Servizi che Salvix eroga appoggiandosi ai suoi due data center che ha in Italia, e che vanno dall'infrastruttura server virtualizzata fino alla virtualizzazione dei desktop. «Utili per aziende che non vogliono effettuare investimenti e che necessitano di infrastrutture flessibili in base alle esigenze del momento – spiega Salvatore Giannetto, fondatore e presidente di Salvix -. Una soluzione scalabile, dal libero professionista alla media azienda, con costi accessibili in base al reale utilizzo, potendo gestire i picchi di lavoro con le necessarie dotazioni». 

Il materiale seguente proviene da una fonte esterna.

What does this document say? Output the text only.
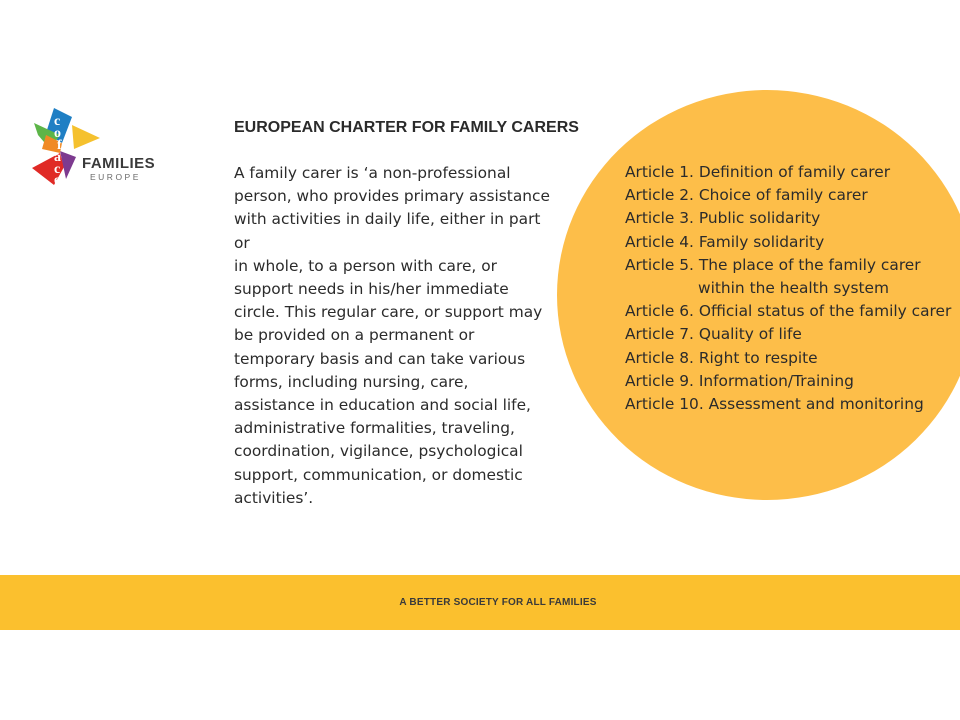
c
o
f
a
c
e
FAMILIES
EUROPE
EUROPEAN CHARTER FOR FAMILY CARERS
A family carer is ‘a non-professional
person, who provides primary assistance
with activities in daily life, either in part or
in whole, to a person with care, or
support needs in his/her immediate
circle. This regular care, or support may
be provided on a permanent or
temporary basis and can take various
forms, including nursing, care,
assistance in education and social life,
administrative formalities, traveling,
coordination, vigilance, psychological
support, communication, or domestic
activities’.
Article 1. Definition of family carer
Article 2. Choice of family carer
Article 3. Public solidarity
Article 4. Family solidarity
Article 5. The place of the family carer
within the health system
Article 6. Official status of the family carer
Article 7. Quality of life
Article 8. Right to respite
Article 9. Information/Training
Article 10. Assessment and monitoring
A BETTER SOCIETY FOR ALL FAMILIES
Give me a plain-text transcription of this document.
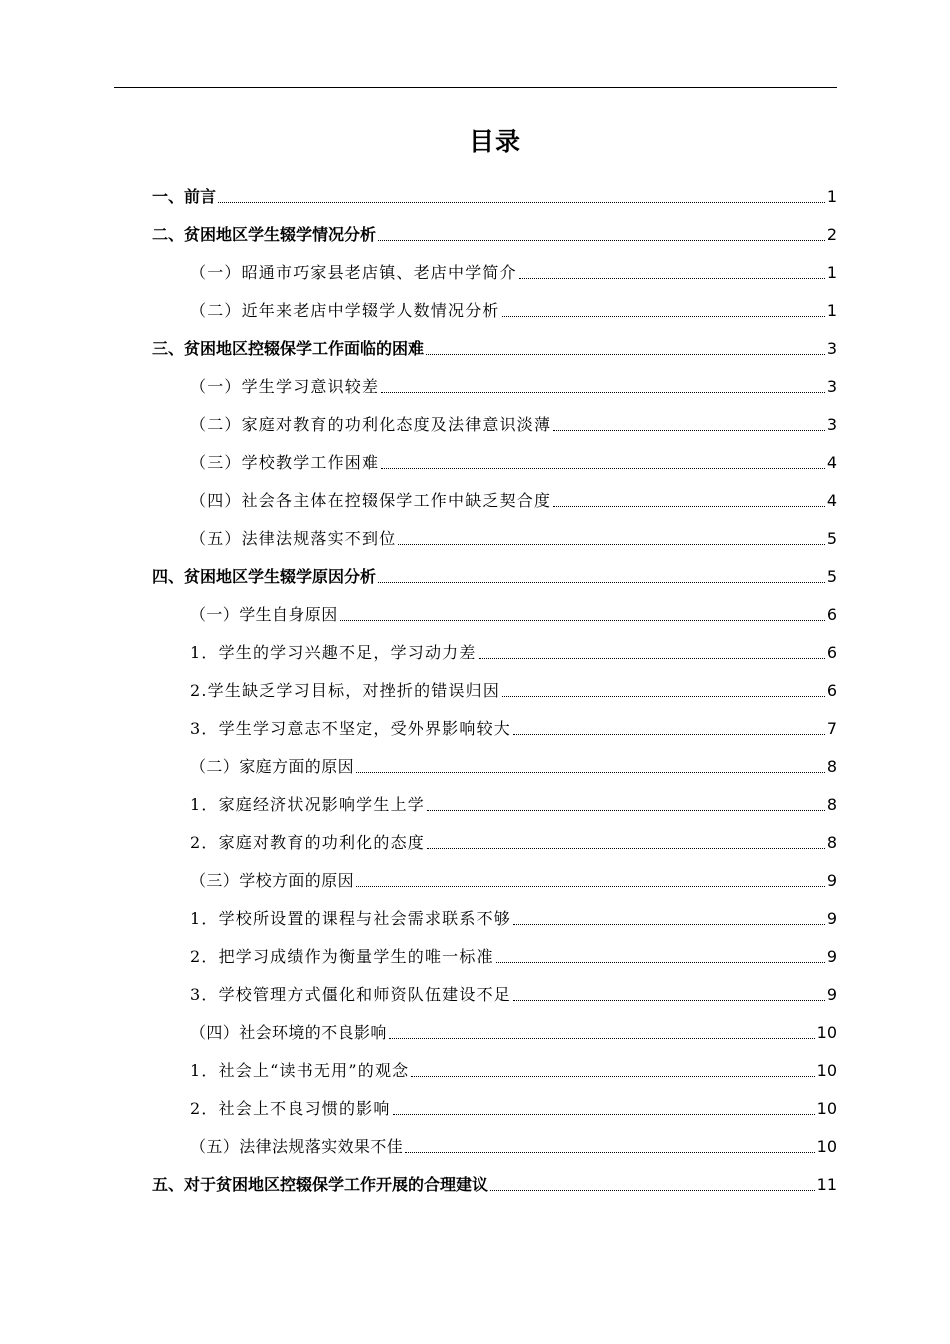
目录
一、前言	1
二、贫困地区学生辍学情况分析	2
（一）昭通市巧家县老店镇、老店中学简介	1
（二）近年来老店中学辍学人数情况分析	1
三、贫困地区控辍保学工作面临的困难	3
（一）学生学习意识较差	3
（二）家庭对教育的功利化态度及法律意识淡薄	3
（三）学校教学工作困难	4
（四）社会各主体在控辍保学工作中缺乏契合度	4
（五）法律法规落实不到位	5
四、贫困地区学生辍学原因分析	5
（一）学生自身原因	6
1．学生的学习兴趣不足，学习动力差	6
2.学生缺乏学习目标，对挫折的错误归因	6
3．学生学习意志不坚定，受外界影响较大	7
（二）家庭方面的原因	8
1．家庭经济状况影响学生上学	8
2．家庭对教育的功利化的态度	8
（三）学校方面的原因	9
1．学校所设置的课程与社会需求联系不够	9
2．把学习成绩作为衡量学生的唯一标准	9
3．学校管理方式僵化和师资队伍建设不足	9
（四）社会环境的不良影响	10
1．社会上“读书无用”的观念	10
2．社会上不良习惯的影响	10
（五）法律法规落实效果不佳	10
五、对于贫困地区控辍保学工作开展的合理建议	11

Due le modalità di vendita di ReeVo: una con contratto annuale che il dealer può comprare e rivendere al cliente oppure integrarlo con applicativi propri, mentre un'altra modalità si basa su dei crediti «alla stregua delle ricariche dei cellulari – puntualizza Giannetto -. Il partner carica una certa quota di crediti, senza dover firmare alcun contratto, e ogni giorno decide se e quale servizio utilizzare, pagabile sul conto a scalare». 

La gestione è semplice: attraverso il sito di Datamatic il dealer può calcolare con il configuratore il costo del servizio in base alle richieste del cliente, acquista i crediti che vengono poi rivenduti al cliente finale con un margine – assicurano – interessante. «Il cliente avrà come unico riferimento il dealer – rimarca Stucchi -: né Datamatic né Salvix avranno contatti con il cliente, pur rimanendo disponibili a intervenire nel caso di progetti complessi non risolvibili dal semplice configuratore automatico». 

Salvix, nata nel 2003, inizialmente ha gestito direttamente il mercato ma da un anno a questa parte ha invece coinvolto il canale in grado di rivendere la soluzione oppure di integrarla alla propria offerta. E oggi è arrivato il momento per l'intermediazione della distribuzione. «La necessità nasce dal volere essere presenti in maniera capillare sul territorio italiano, e un distributore come Datamatic che ha cash & carry su tutta la Penisola è in grado di garantirci una copertura completa oltre ad avere una forza commerciale proattiva per proporre ai dealer la nostra soluzione». 

Per Datamatic, l'accordo con Salvix apre anche alla possibilità di veicolare software as a service al canale e Stucchi lascia intendere che ci sono lavori in corso in tal senso.